Il bel libro di Svetlana Alpers, P. L’arte del descrivere. Scienza e pittura nel Seicento olandese, (Boringhieri, pagg. 416, Lit. 50.000) potrebbe sembrare rivolto soltanto agli specialisti; invece è un libro così chiaro, semplice e senza astrusità, che può essere letto con profitto anche da chi, pur amando il mondo della pittura, non intenda occuparsene in modo specifico. In dubbiamente le analisi sono circostanziate e precise, le affermazioni sorrette da una valida documentazione, con attenti riferimenti culturali e il tutto è corredato da un buon numero di riproduzioni, purtroppo in bianco e nero. La pittura olandese del Seicento, apparentemente così chiara nella sua fotografica immediatezza, è, nello stesso tempo facile e difficile da capire, come tutte le esperienze artistiche profonde.
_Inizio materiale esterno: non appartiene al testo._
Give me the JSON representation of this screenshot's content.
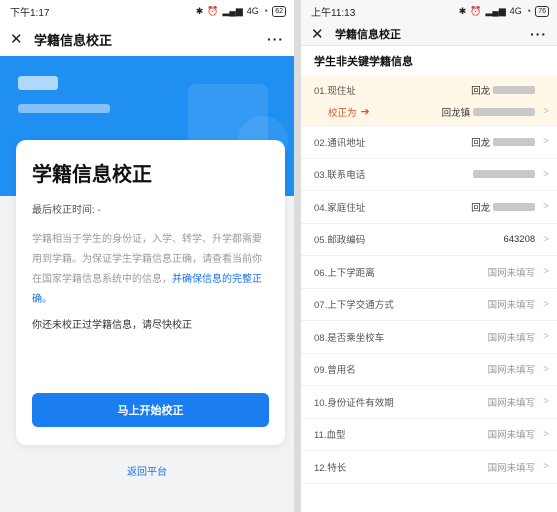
{
  "left": {
    "status": {
      "time": "下午1:17",
      "network": "4G",
      "battery": "62"
    },
    "nav": {
      "title": "学籍信息校正",
      "more": "···"
    },
    "card": {
      "title": "学籍信息校正",
      "last_time": "最后校正时间: -",
      "desc_plain": "学籍相当于学生的身份证，入学、转学、升学都需要用到学籍。为保证学生学籍信息正确，请查看当前你在国家学籍信息系统中的信息，",
      "desc_highlight": "并确保信息的完整正确。",
      "note": "你还未校正过学籍信息，请尽快校正",
      "button": "马上开始校正"
    },
    "back_link": "返回平台"
  },
  "right": {
    "status": {
      "time": "上午11:13",
      "network": "4G",
      "battery": "76"
    },
    "nav": {
      "title": "学籍信息校正",
      "more": "···"
    },
    "section_title": "学生非关键学籍信息",
    "first_row": {
      "label": "01.现住址",
      "value": "回龙",
      "correct_label": "校正为",
      "correct_value": "回龙镇"
    },
    "rows": [
      {
        "label": "02.通讯地址",
        "value": "回龙"
      },
      {
        "label": "03.联系电话",
        "value": ""
      },
      {
        "label": "04.家庭住址",
        "value": "回龙"
      },
      {
        "label": "05.邮政编码",
        "value": "643208"
      },
      {
        "label": "06.上下学距离",
        "value": "国网未填写"
      },
      {
        "label": "07.上下学交通方式",
        "value": "国网未填写"
      },
      {
        "label": "08.是否乘坐校车",
        "value": "国网未填写"
      },
      {
        "label": "09.曾用名",
        "value": "国网未填写"
      },
      {
        "label": "10.身份证件有效期",
        "value": "国网未填写"
      },
      {
        "label": "11.血型",
        "value": "国网未填写"
      },
      {
        "label": "12.特长",
        "value": "国网未填写"
      }
    ]
  },
  "icons": [
    "bluetooth-icon",
    "alarm-icon",
    "signal-icon",
    "wifi-icon",
    "battery-icon",
    "close-icon",
    "more-icon",
    "chevron-right-icon",
    "arrow-right-icon"
  ],
  "colors": {
    "primary": "#1a7df0",
    "banner": "#1f8ff2",
    "link": "#1a73e8",
    "warning": "#e0502a",
    "highlight_row": "#fff8e8"
  }
}
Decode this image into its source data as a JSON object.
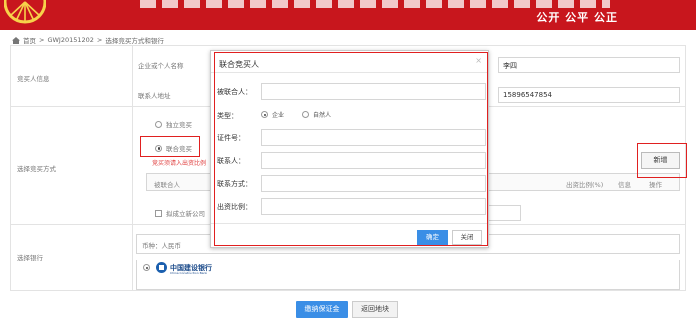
{
  "banner": {
    "slogan": "公开 公平 公正"
  },
  "breadcrumb": {
    "home": "首页",
    "sep1": ">",
    "code": "GWJ20151202",
    "sep2": ">",
    "current": "选择竞买方式和银行"
  },
  "bidder_info": {
    "section_label": "竞买人信息",
    "name_label": "企业或个人名称",
    "name_value": "李四",
    "address_label": "联系人地址",
    "phone_value": "15896547854"
  },
  "bid_mode": {
    "section_label": "选择竞买方式",
    "independent_label": "独立竞买",
    "joint_label": "联合竞买",
    "joint_selected": true,
    "hint": "竞买须请入出资比例",
    "table_headers": {
      "joint_person": "被联合人",
      "ratio": "出资比例(%)",
      "info": "信息",
      "action": "操作"
    },
    "add_button": "新增",
    "new_company_label": "拟成立新公司"
  },
  "bank": {
    "section_label": "选择银行",
    "currency": "币种：人民币",
    "bank_name": "中国建设银行",
    "bank_name_en": "China Construction Bank"
  },
  "footer": {
    "pay_button": "缴纳保证金",
    "back_button": "返回地块"
  },
  "modal": {
    "title": "联合竞买人",
    "close": "×",
    "fields": {
      "joint_person": "被联合人：",
      "type": "类型：",
      "id_no": "证件号：",
      "contact": "联系人：",
      "contact_method": "联系方式：",
      "ratio": "出资比例："
    },
    "type_options": [
      "企业",
      "自然人"
    ],
    "type_selected": "企业",
    "ok_button": "确定",
    "cancel_button": "关闭"
  },
  "colors": {
    "banner": "#c8161d",
    "primary": "#3a8ee6",
    "highlight": "#e02020"
  }
}
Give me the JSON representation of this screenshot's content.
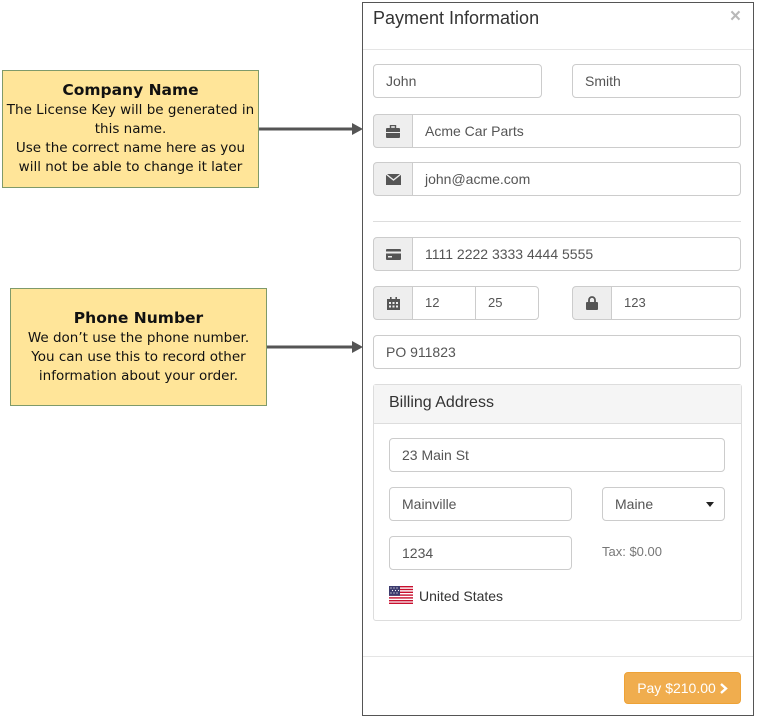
{
  "callouts": {
    "company": {
      "title": "Company Name",
      "body": "The License Key will be generated in\nthis name.\nUse the correct name here as you\nwill not be able to change it later"
    },
    "phone": {
      "title": "Phone Number",
      "body": "We don’t use the phone number.\nYou can use this to record other\ninformation about your order."
    }
  },
  "modal": {
    "title": "Payment Information",
    "close_glyph": "×"
  },
  "form": {
    "first_name": "John",
    "last_name": "Smith",
    "company": "Acme Car Parts",
    "email": "john@acme.com",
    "card_number": "1111 2222 3333 4444 5555",
    "exp_month": "12",
    "exp_year": "25",
    "cvc": "123",
    "phone": "PO 911823"
  },
  "billing": {
    "title": "Billing Address",
    "street": "23 Main St",
    "city": "Mainville",
    "state": "Maine",
    "zip": "1234",
    "tax": "Tax: $0.00",
    "country": "United States"
  },
  "footer": {
    "pay_label": "Pay $210.00"
  },
  "colors": {
    "callout_fill": "#ffe599",
    "pay_button": "#f0ad4e",
    "arrow": "#555555"
  }
}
Il confronto tra il modo di far pittura italiano e quello nordico è ovvio, ma indispensabile. La prospettiva che in Italia segue le regole di Leon Battista Alberti presuppone un unico spettatore all’esterno e tutta la composizione del quadro viene orientata in relazione ad un unico punto di fuga; la prospettiva olandese è invece polidirezionale, come se si riproducesse non qualcosa che viene osservato da una distanza determinata, ma l’atto stesso del vedere. Come essere dentro il quadro? Come le immagini si riproducono sulla retina? Gli olandesi erano affascinati dalla camera oscura; ed ecco gli stretti rapporti tra ricerche matematiche, scientifiche, filosofiche e le opere degli artisti olandesi, buoni artigiani, che succhiano avidamente questo clima: in esse la trascendenza diviene presenza calligrafica. L’autrice analizza con intelligenza alcune opere e le figure dei più grandi rappresentati della pittura olandese, guidando il lettore alla scoperta di una pittura che alle prime sembrava così chiara e che alla fine del libro è diventata più comprensibile e più oscura, allo stesso tempo; si fa chiaro infatti che non è tutta lì, in quelle nature morte, in quei ritratti di donne al cucito: c’è altro, c’è qualcosa di inesauribile, come è giusto che avvenga per tutte le opere d’arte. Ci dice infine l’autrice: «La mia indagine sull’arte olandese del Seicento mirava a definire i sistemi di convenzioni, le metafore dominati, i presupposti intellettuali e le pratiche culturali su cui quell’arte era fondata. Pur non avendo esaminato tutti gli artisti di primo piano, né tutti i generi considerati essenziali, il mio sforzo potrà dirsi riuscito ove arrivi a fornire una visione d’insieme dell’arte olandese».